L’amarezza per l’epilogo della finale non può nascondere né la superiorità del numero uno al mondo, ormai impegnato in una sfida a sé stante per pigliare tutto quel che c’è sul tavolo e lasciare da tennista più vincente della storia del gioco, né l’assoluto valore di due settimane che hanno certificato lo status di Matteo Berrettini. Che possa essere l’inizio di qualcosa di grande, come si è augurato distribuendo sorrisi al microfono, non ne è convinto solo lui. Il suo tennis, che il coach Vincenzo Santopadre definisce efficacemente «scoppia e lotta», fai esplodere la palla e giocati tutti i punti, funziona alla grande dappertutto. Servizio che sposta l’aria, dritto paragonabile alla clava di Del Potro, un rovescio slice che ingarbuglia il tennis lineare di molti avversari.
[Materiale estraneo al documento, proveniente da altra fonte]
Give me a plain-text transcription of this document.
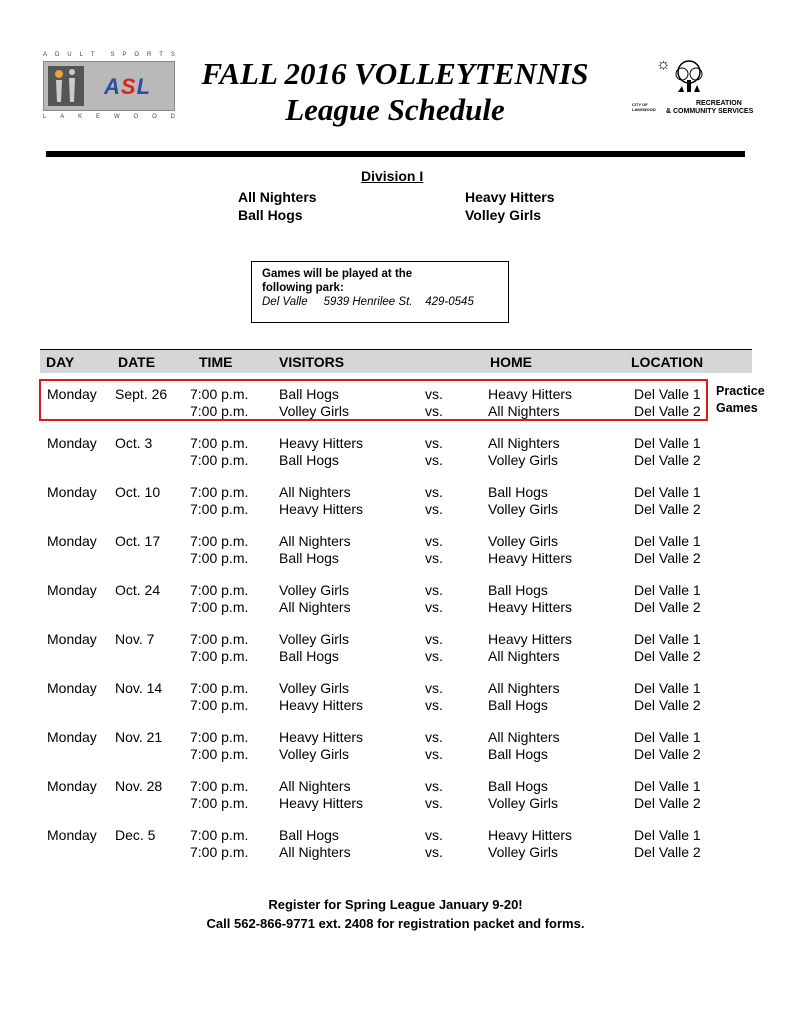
A D U L T	S P O R T S
ASL
L A K E W O O D
FALL 2016 VOLLEYTENNIS
League Schedule
☼
CITY OF LAKEWOOD
RECREATION
& COMMUNITY SERVICES
Division I
All Nighters
Ball Hogs
Heavy Hitters
Volley Girls
Games will be played at the
following park:
Del Valle 5939 Henrilee St. 429-0545
DAY	DATE	TIME	VISITORS	HOME	LOCATION
Practice
Games
Monday Sept. 26 7:00 p.m. Ball Hogs	vs.	Heavy Hitters	Del Valle 1
7:00 p.m. Volley Girls	vs.	All Nighters	Del Valle 2
Monday Oct. 3	7:00 p.m. Heavy Hitters	vs.	All Nighters	Del Valle 1
7:00 p.m. Ball Hogs	vs.	Volley Girls	Del Valle 2
Monday Oct. 10 7:00 p.m. All Nighters	vs.	Ball Hogs	Del Valle 1
7:00 p.m. Heavy Hitters	vs.	Volley Girls	Del Valle 2
Monday Oct. 17 7:00 p.m. All Nighters	vs.	Volley Girls	Del Valle 1
7:00 p.m. Ball Hogs	vs.	Heavy Hitters	Del Valle 2
Monday Oct. 24 7:00 p.m. Volley Girls	vs.	Ball Hogs	Del Valle 1
7:00 p.m. All Nighters	vs.	Heavy Hitters	Del Valle 2
Monday Nov. 7	7:00 p.m. Volley Girls	vs.	Heavy Hitters	Del Valle 1
7:00 p.m. Ball Hogs	vs.	All Nighters	Del Valle 2
Monday Nov. 14 7:00 p.m. Volley Girls	vs.	All Nighters	Del Valle 1
7:00 p.m. Heavy Hitters	vs.	Ball Hogs	Del Valle 2
Monday Nov. 21 7:00 p.m. Heavy Hitters	vs.	All Nighters	Del Valle 1
7:00 p.m. Volley Girls	vs.	Ball Hogs	Del Valle 2
Monday Nov. 28 7:00 p.m. All Nighters	vs.	Ball Hogs	Del Valle 1
7:00 p.m. Heavy Hitters	vs.	Volley Girls	Del Valle 2
Monday Dec. 5 7:00 p.m. Ball Hogs	vs.	Heavy Hitters	Del Valle 1
7:00 p.m. All Nighters	vs.	Volley Girls	Del Valle 2
Register for Spring League January 9-20!
Call 562-866-9771 ext. 2408 for registration packet and forms.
Se il fisicone lo sorregge – e talora non succede, perché quel gioco così muscolare succhia via risorse e talora, come a inizio stagione in Australia, un pezzo fa crac – non c’è ragione di negare che il prossimo campione Slam italiano possa essere proprio lui, un altro romano dopo Adriano Panatta, cui si chiede la grazia di cancellare quell’impolverato 1976 accanto alla data dell’ultimo successo di un giocatore nostrano in uno Slam.
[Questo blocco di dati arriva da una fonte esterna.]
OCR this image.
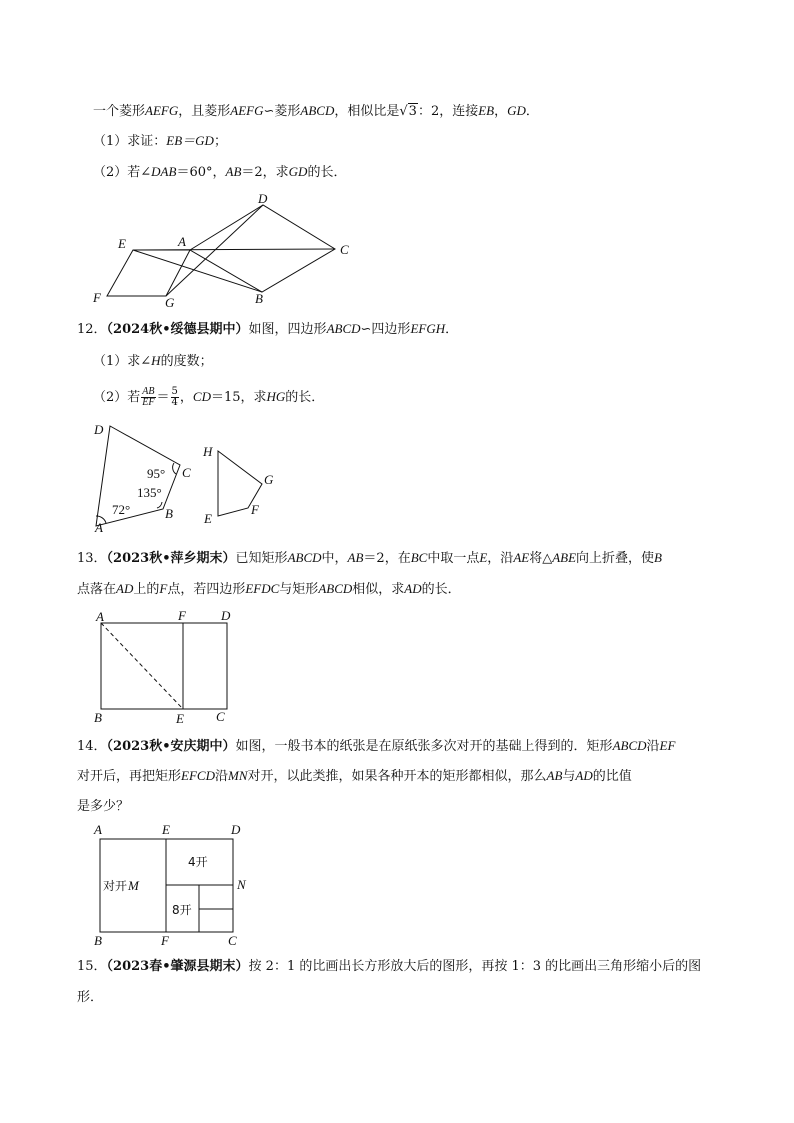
一个菱形AEFG，且菱形AEFG∽菱形ABCD，相似比是√3：2，连接EB，GD．
（1）求证：EB＝GD；
（2）若∠DAB＝60°，AB＝2，求GD的长．
D
E	A
C
F	G	B
12．（2024秋•绥德县期中）如图，四边形ABCD∽四边形EFGH．
（1）求∠H的度数；
（2）若 $\frac{AB}{EF} = \frac{5}{4}$ ，CD＝15，求HG的长．
D
C
B
A
95°
135°
72°
H
G
F
E
13．（2023秋•萍乡期末）已知矩形ABCD中，AB＝2，在BC中取一点E，沿AE将△ABE向上折叠，使B
点落在AD上的F点，若四边形EFDC与矩形ABCD相似，求AD的长．
A	F	D
B	E C
14．（2023秋•安庆期中）如图，一般书本的纸张是在原纸张多次对开的基础上得到的．矩形ABCD沿EF
对开后，再把矩形EFCD沿MN对开，以此类推，如果各种开本的矩形都相似，那么AB与AD的比值
是多少？
A	E	D
N
B	F	C
对开 M
4开
8开
15．（2023春•肇源县期末）按 2：1 的比画出长方形放大后的图形，再按 1：3 的比画出三角形缩小后的图
形．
Matteo Berrettini durante una fase della partita contro Djokovic: il tennista romano è diventato il primo italiano di sempre ad approdare alla finale di Wimbledon (AELTC/Ben Solomon)

A Wimbledon, come in ogni altro Slam finché non tirerà il fiato, attualmente risiede un tiranno con potere di vita e morte su chiunque. Ma il tempo lavora e, con i nuovi standard, i 25 anni di Berrettini sono quasi un’età da esordiente stante l’anagrafe media dei big (Nadal 35 anni, Djokovic 34). Ciò che Matteo ha ottenuto su un campo storicamente inviso agli italiani non era mai stato acciuffato da nessuno: Nicola Pietrangeli aveva ceduto una semifinale lottata a Laver nel 1960, Adriano Panatta un quarto di finale disgraziatissimo a Pat DuPré nel 1979. Che non si dica più che gli italiani non sanno giocare sull’erba. E, non appena lo schiacciasassi avrà parcheggiato a lato strada, che non riusciamo a vincere gli Slam. Perché abbiamo già trovato chi, e restano da stabilirsi solo il dove e il quando. Ma capiterà presto.